We can visualize the missing data reports in R. Let's download newly created files together with the metainformation file to our local machine, and then run the following R commands to plot them (remember to specify correct path to files):

# load necessary packages
library("tidyverse")

# load files
indINFO   <- read_table("HGDP_metainformation.txt", col_types = "cffffddffffffiii")
imiss     <- read_table("hgdp_newFIDs_miss.imiss", col_types = "fcfiid")
lmiss     <- read_table("hgdp_newFIDs_miss.lmiss", col_types = "fciid")

# add metainformation to imiss
imiss <- left_join(imiss, indINFO, by="IID")

# order levels for FID to be ordered by Region, Country and FID
imiss$FID <- factor(imiss$FID, levels = unique(imiss[order(imiss$Region, imiss$Country, imiss$FID),]$FID))

# ploting boxplots per population colored by region
imiss %>% 
  ggplot(aes(x=FID, y=F_MISS, fill=Region)) + 
  geom_boxplot() + 
  theme(axis.text.x = element_text(angle = 90))

# Let's keep only modern human populations
# and plot it again so we can see better which of modern populations has a lot of individuals that are missing a lot of data
imiss %>% 
  filter(!FID %in% c("Href","Clint","Denisova", "Gorilla","Macaque","Marmoset","Orang","Vindija")) %>% 
  ggplot(aes(x=FID, y=F_MISS, fill=Region)) + 
  geom_boxplot() + 
  theme(axis.text.x = element_text(angle = 90))
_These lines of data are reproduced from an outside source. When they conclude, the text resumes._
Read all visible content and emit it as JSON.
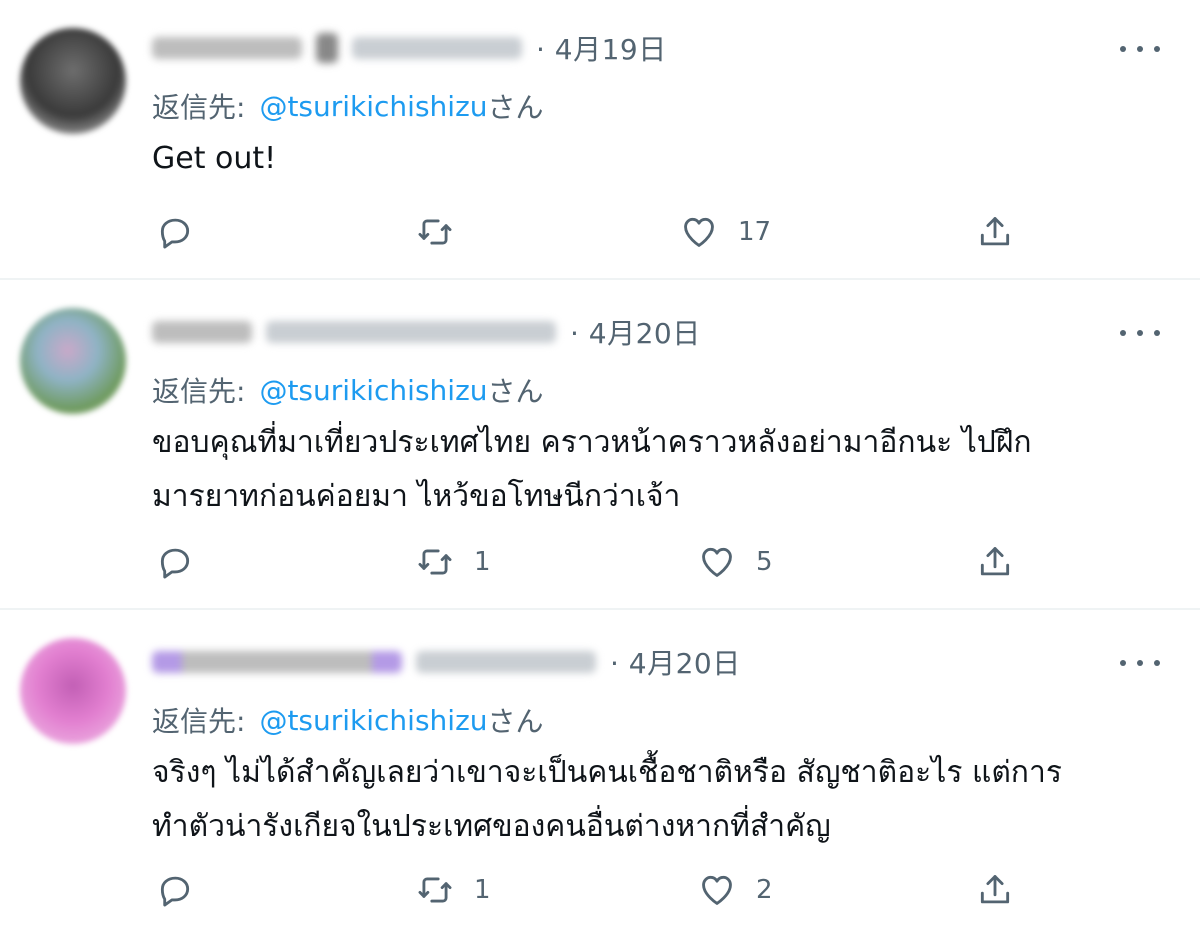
{
  "tweets": [
    {
      "date": "· 4月19日",
      "reply_prefix": "返信先:",
      "mention": "@tsurikichishizu",
      "mention_suffix": "さん",
      "text_lines": [
        "Get out!"
      ],
      "retweets": "",
      "likes": "17",
      "avatar_color": "#3a3a3a"
    },
    {
      "date": "· 4月20日",
      "reply_prefix": "返信先:",
      "mention": "@tsurikichishizu",
      "mention_suffix": "さん",
      "text_lines": [
        "ขอบคุณที่มาเที่ยวประเทศไทย คราวหน้าคราวหลังอย่ามาอีกนะ ไปฝึก",
        "มารยาทก่อนค่อยมา ไหว้ขอโทษนีกว่าเจ้า"
      ],
      "retweets": "1",
      "likes": "5",
      "avatar_color": "#7fa6b8"
    },
    {
      "date": "· 4月20日",
      "reply_prefix": "返信先:",
      "mention": "@tsurikichishizu",
      "mention_suffix": "さん",
      "text_lines": [
        "จริงๆ ไม่ได้สำคัญเลยว่าเขาจะเป็นคนเชื้อชาติหรือ สัญชาติอะไร แต่การ",
        "ทำตัวน่ารังเกียจในประเทศของคนอื่นต่างหากที่สำคัญ"
      ],
      "retweets": "1",
      "likes": "2",
      "avatar_color": "#e27fd0"
    }
  ],
  "icons": {
    "reply": "reply-icon",
    "retweet": "retweet-icon",
    "like": "heart-icon",
    "share": "share-icon",
    "more": "more-icon"
  }
}
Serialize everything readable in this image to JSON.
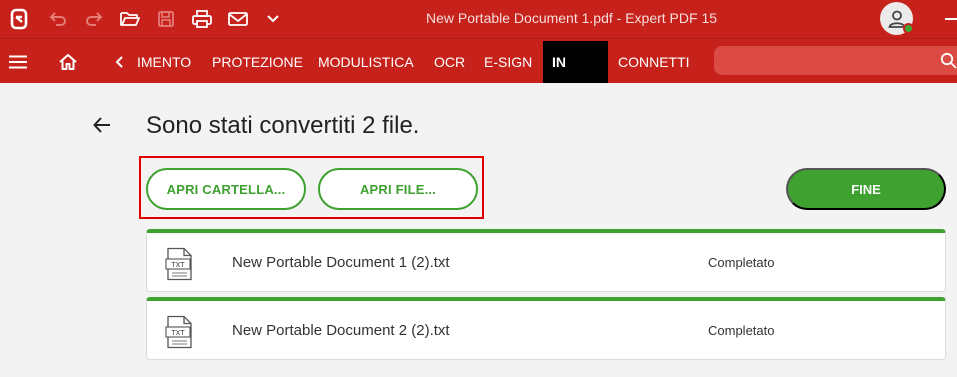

# Plot histograms of Missingness per Chromosome
lmiss %>% 
  ggplot(aes(x=CHR, y=F_MISS, fill=CHR)) + 
  geom_boxplot() +
  theme(legend.position = "none")

# Now let's see only those that have F_MISS < 0.1
lmiss %>% 
  filter(F_MISS < 0.1) %>% 
  ggplot(aes(x=CHR, y=F_MISS, fill=CHR)) + 
  geom_boxplot() +
  theme(legend.position = "none")

Task

Let's create new plink files in which we will keep only individuals from modern populations, and in which we will remove SNPs and individuals with more than 10% missingness. To do so, we will need to specify which individuals we want to keep (with option --keep) or remove (with option --remove). One way to make list of individuals which we want to keep is to find all individuals that contain "HGDP" in their name.

Steps:
1. Create a new txt file that will contain only lines with individuals that contain "HGDP" in IID column of hgdp_newFIDs.fam
2. Use plink to create new binary files that will have only individuals specified in the txt file you created in the previous step, and remove SNPs and individuals with more than 10% missingness.

Click for answers
grep HGDP hgdp_newFIDs.fam > ind_keep.txt
plink1.9 --bfile hgdp_newFIDs --make-bed --mind 0.1 --geno 0.1 --keep ind_keep.txt --out hgdp_newFIDs_modernPops_MindGeno

Question

How many individuals and how many SNPs were removed?

Click for answers

--keep: 934 out of 942 people remaining.
--mind: 0 people removed due to missing genotype data.
--geno: 8 variants removed due to missing genotype data.